Massive Geldsorgen: Zerfällt Türkgücü jetzt?

München - "Traditionen bewahren, Kulturen verbinden" - so lautet Türkgücüs Vereinsmotto. Womöglich wäre ein "Jährlich grüßt das Murmeltier" mindestens ebenso passend. Denn vor etwas über einem Jahr, als sich Investor Hasan Kivran zwischenzeitlich zurückziehen wollte, war der erste Migrantenverein im deutschen Profifußball massiv in seiner Existenz bedroht - und das ist er nun wieder.
Vergangenen Donnerstag hätte Türkgücü beim Deutschen Fußballbund (DFB) im Zuge der Nachlizensierung den Nachweis erbringen müssen, das sich der Verein die Dritte Liga auch leisten kann. Das ist nicht geschehen. Dass "nicht alle erforderlichen Nachweise zur Nachlizenzierung" abgegeben wurden, hat der Klub mittlerweile sogar eingeräumt.
Ist das Projekt Türkgücü nun in Gänze bedroht?
Wie hoch der Fehlbetrag konkret ist (angeblich rund zwei Millionen Euro), welche Konsequenzen nun vom Verband drohen (wohl mindestens ein Punktabzug), ob Präsident Hasan Kivran überhaupt noch Lust auf sein Spielzeug hat und ob das Projekt Türkgücü damit in Gänze bedroht ist - all diese Fragen werden von der Chefetage des Migrantenklubs mit vielsagendem Schweigen beantwortet.
Lieber schickt man aktuell den neuen Trainer Andreas Heraf vor, der über sportliche Dinge wie das anstehende Spiel am Samstag (14 Uhr/MagentaSport) gegen Schlusslicht TSV Havelse sprechen muss, wobei diese Partie womöglich bald schon keine Relevanz mehr haben könnte. Dann, wenn das berühmte Worst-Case-Szenario eintritt: eine Insolvenz.
Laut "SZ" ist das Geld bereits so knapp, dass der Verein, um zu sparen, mit einem kleineren Kader zum Spiel nach Freiburg (2:4) reisen wollte. Damit aber niemand zu Hause bleiben musste, sollen die Spieler aus der Mannschaftskasse ein zusätzliches Hotelzimmer bezahlt haben.

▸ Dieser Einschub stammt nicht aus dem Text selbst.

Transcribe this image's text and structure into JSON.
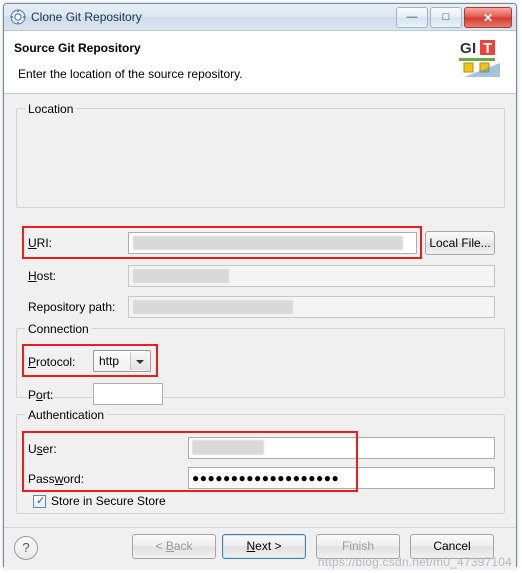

Heraf: Türkgücüs Finanzprobleme beschäftigen auch die Spieler
Wie sehr Türkgücü am Abgrund steht, weiß wohl auch Heraf nicht genau. Der Österreicher hatte das Amt - das sich am Ende für ihn als eine mission impossible herausstellen könnte - erst kurz nach Weihnachten übernommen. Ein Trainingslager und ein verlorenes Debüt später muss sich der 54-Jährige neben dem Kampf um den Klassenerhalt auch damit beschäftigen, wie sich die Situation auf die Köpfe seiner Spieler auswirkt: "Wenn du jeden Tag in den Zeitungen liest, was kommen könnte, gibt es schon ein bisschen Unruhe", erklärt Heraf und schiebt hinterher: "Natürlich sind solche Dinge nicht förderlich."
Türkgücü in Geldnot: Spieler bereiten Abgang vor
Das gilt in dieser Situation auch für Gerüchte, dass der ein oder andere Spieler bereits mit dem Schlimmsten rechnet und seine Berater den Markt - auch in der direkten Nachbarschaft - sondieren lässt. Heraf dazu: "Auch das ist logisch, weil wenn man liest, dass wir in so einer Situation stecken, dann wollen die Berater der Jungs natürlich das Beste für ihre Spieler herausholen und dann sind natürlich auch Gespräche mit anderen Vereinen möglich." Zerfällt Türkgücü?
Mit Petar Sliskovic, Marco Kehl-Gomez und Sebastian Hertner hat Türkgücü in diesem Winter bereits drei Spieler abgegeben und keine neuen dazugeholt. Für Heraf, der sich eine Abwehrverstärkung gewünscht hätte, eine Hypothek im Kampf um den Klassenerhalt: "Das ist kein Rückschlag, aber vielleicht ein Nachteil. Wenn wir Spieler mit Qualität dazugeholt hätten, hätte sich auch die Qualität der Mannschaft im Ganzen verbessert. Ich bekomme keinen Spieler, das ist jetzt definitiv so, aber natürlich würde ich die Spieler, die noch hier sind, gerne halten." Die Frage ist: Wie lange noch?